A dispute between Purdue University and school newspaper The Exponent highlights an aspect of the Access to Public Records Act that might need a judicial decision or legislative action to clarify.

The question is whether the public still has a right to inspect and copy public records after law enforcement considers the records evidence in a criminal investigation.

The answer lies with the state’s legislative intent of the term “investigatory record,” defined as “information compiled in the course of the investigation of a crime” at IC 5-14-3-2(h). Police can keep investigatory records confidential if they choose.

The Exponent wants Purdue to release surveillance video of officers confronting a photographer following a fatal shooting on campus in January. The newspaper says the footage would support the photojournalist’s account that he was harassed and manhandled.

Purdue police so far have refused to release surveillance video from the building, citing the investigatory records exemption.

HSPA contends that the status of normally disclosable records shouldn’t change just because police say they could be used as evidence. What was available to view and copy on Monday should still be available on Tuesday.

The Times (Munster) successfully made this argument to the Lake County Prosecutor’s Office a few years ago.

Political candidates’ financial disclosures – public records required of candidates to allow constituents to see who supports campaigns – were swept up in a corruption investigation, but the prosecutor agreed to make copies of the records available for The Times.

Unfortunately, Indiana public access counselors haven’t always agreed with HSPA on this matter.

More than one access counselor has said that “information compiled in the course of the investigation of a crime,” as defined in IC 5-14-3-2(h), means any information collected by law enforcement, whether it’s a record created by the police, collected from a private party or gathered from a public agency.

No one has yet presented Indiana appellate courts with a case to weigh in on the statute.

The Purdue dispute concerns a confrontation between university police and Exponent photo editor Michael Takeda inside the school’s Electrical Engineering Building on Jan. 21. Police were securing the building following the fatal stabbing and shooting of a student in the basement of the building.

Takeda entered the second floor of the building through an unsecured door after the shooting and was stopped by police while leaving.

Police say they acted in accordance with law enforcement policy. Takeda says officers pushed him to the ground and cursed at him.

Not in dispute is that officers detained Takeda at a police station for two hours and confiscated his cameras and phone for an additional hour.

It’s not known whether they viewed Takeda’s photos.
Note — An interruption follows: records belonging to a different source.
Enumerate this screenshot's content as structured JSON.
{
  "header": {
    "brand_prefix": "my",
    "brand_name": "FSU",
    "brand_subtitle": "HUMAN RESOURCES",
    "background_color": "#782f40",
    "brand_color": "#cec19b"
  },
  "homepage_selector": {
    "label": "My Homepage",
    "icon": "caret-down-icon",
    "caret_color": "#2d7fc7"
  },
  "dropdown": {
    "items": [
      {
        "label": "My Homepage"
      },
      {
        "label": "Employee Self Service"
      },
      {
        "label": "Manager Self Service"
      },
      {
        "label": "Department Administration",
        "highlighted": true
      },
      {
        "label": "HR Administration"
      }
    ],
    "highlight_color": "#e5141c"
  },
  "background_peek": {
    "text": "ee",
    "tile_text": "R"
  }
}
Takeda said in hindsight that entering the building soon after the killing was a mistake, but Exponent publisher and general manager Pat Kuhnle said that doesn’t excuse confiscation of his equipment. That could violate the federal Privacy Protection Act – passed to protect journalists from law enforcement seizure of notes, photos, videos, etc. – and The Exponent is considering filing a complaint.

A Purdue police internal investigation found the officers acted appropriately.

When The Exponent requested footage from security cameras that likely would have captured the confrontation, Purdue said officers apprehended Takeda on the first floor, where no cameras are stationed.

Takeda maintains he was taken into custody on the second floor, which has several cameras.

Later Purdue denied access to all building video under the investigatory records exception, even though no one claims Takeda’s detention has any impact on the prosecution of the murder suspect.

Even if the footage falls under the investigatory records exception, Purdue can make it available for inspection and copying. The exception doesn’t mandate secrecy; rather it allows discretion for it.

I can think of only one logical reason for Purdue guarding this video so tightly: The footage doesn’t support the internal investigation.

Steve Key is executive director and general counsel for HSPA.